Enabling Research in Evolutionary Biology

A simple Visual Tree Comparison Tool

Simon Berger has developped a simple graphical tree comparison tool that highlights differences between up to four trees by highlighting the branches (bipartitions/splits) that are not shared among those trees.
The JAVA code can be downloaded here
There are three different operating modes:
  1. run it on the command line and output a phyloxml file that can be viewed with any compatible tree viewer: "java -jar vtd.jar tree1 tree2 > out.xml"
  2. run on the command line and start the archeopteryx tree viewer to view the differences between tree1 and tree2: "java -jar vtd.jar tree1 tree2 -v"
  3. GUI mode: just type "java -jar vtd.jar" and a file dialogue will open to select input tree files
In the default mode (when two trees are supplied) branches that occur (are shared) in both trees are colored white, missing branches are red.

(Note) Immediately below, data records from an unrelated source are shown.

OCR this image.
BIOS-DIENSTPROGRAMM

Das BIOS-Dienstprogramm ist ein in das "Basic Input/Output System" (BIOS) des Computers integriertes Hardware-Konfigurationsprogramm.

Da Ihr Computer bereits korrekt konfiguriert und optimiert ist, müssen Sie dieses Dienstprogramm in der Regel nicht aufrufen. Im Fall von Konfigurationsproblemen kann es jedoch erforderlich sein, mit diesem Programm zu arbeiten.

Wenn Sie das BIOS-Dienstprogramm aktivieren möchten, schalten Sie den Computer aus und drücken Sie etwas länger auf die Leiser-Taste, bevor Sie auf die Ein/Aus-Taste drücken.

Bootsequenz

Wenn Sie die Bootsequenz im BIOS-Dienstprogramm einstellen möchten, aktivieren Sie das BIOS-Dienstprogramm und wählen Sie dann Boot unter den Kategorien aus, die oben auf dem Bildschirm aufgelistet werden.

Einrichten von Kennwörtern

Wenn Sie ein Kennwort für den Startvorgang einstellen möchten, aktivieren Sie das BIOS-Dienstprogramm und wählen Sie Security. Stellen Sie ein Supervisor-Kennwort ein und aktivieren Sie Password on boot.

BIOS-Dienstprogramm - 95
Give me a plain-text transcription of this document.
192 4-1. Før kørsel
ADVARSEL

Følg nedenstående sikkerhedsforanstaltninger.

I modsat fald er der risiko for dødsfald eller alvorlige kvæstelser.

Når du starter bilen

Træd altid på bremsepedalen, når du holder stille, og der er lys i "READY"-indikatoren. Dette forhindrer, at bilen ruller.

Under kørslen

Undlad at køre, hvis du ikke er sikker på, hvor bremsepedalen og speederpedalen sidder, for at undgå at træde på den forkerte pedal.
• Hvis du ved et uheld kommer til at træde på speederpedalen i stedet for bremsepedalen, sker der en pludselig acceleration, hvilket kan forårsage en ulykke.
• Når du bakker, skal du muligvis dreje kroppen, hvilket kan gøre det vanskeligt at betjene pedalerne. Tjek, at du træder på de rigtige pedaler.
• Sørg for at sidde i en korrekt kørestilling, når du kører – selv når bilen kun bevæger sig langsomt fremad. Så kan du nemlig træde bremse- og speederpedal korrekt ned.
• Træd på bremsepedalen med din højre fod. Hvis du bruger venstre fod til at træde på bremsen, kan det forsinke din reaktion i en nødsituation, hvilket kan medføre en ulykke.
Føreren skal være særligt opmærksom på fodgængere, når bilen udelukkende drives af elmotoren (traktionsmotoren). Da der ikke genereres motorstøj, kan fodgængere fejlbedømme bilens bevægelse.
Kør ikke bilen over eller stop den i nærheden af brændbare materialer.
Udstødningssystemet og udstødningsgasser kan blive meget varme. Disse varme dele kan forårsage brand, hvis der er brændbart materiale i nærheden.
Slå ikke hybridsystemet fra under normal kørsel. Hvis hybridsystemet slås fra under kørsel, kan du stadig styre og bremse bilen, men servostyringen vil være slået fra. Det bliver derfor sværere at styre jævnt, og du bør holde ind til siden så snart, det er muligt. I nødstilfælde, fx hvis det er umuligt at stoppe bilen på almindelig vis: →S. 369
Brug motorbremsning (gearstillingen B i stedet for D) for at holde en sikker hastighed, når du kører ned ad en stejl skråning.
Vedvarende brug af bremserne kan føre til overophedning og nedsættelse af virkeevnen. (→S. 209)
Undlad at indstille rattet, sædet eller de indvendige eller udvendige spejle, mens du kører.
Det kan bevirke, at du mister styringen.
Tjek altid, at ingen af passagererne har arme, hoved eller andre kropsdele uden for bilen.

If you open more than two trees, the tool will do a multi tree comparison (this works for up to 4 tree files).
In this mode the first tree will be compared to the remaining trees.
The branch coloring is then based on rgb color mixing: If a branch exists in trees 1 and 2 it is colored red. If it exists in trees 1 and 3/4 it will be green/blue.
If a branch exists in more than two trees the colors are mixed (red+green=yellow, red+green+blue=white and so on...).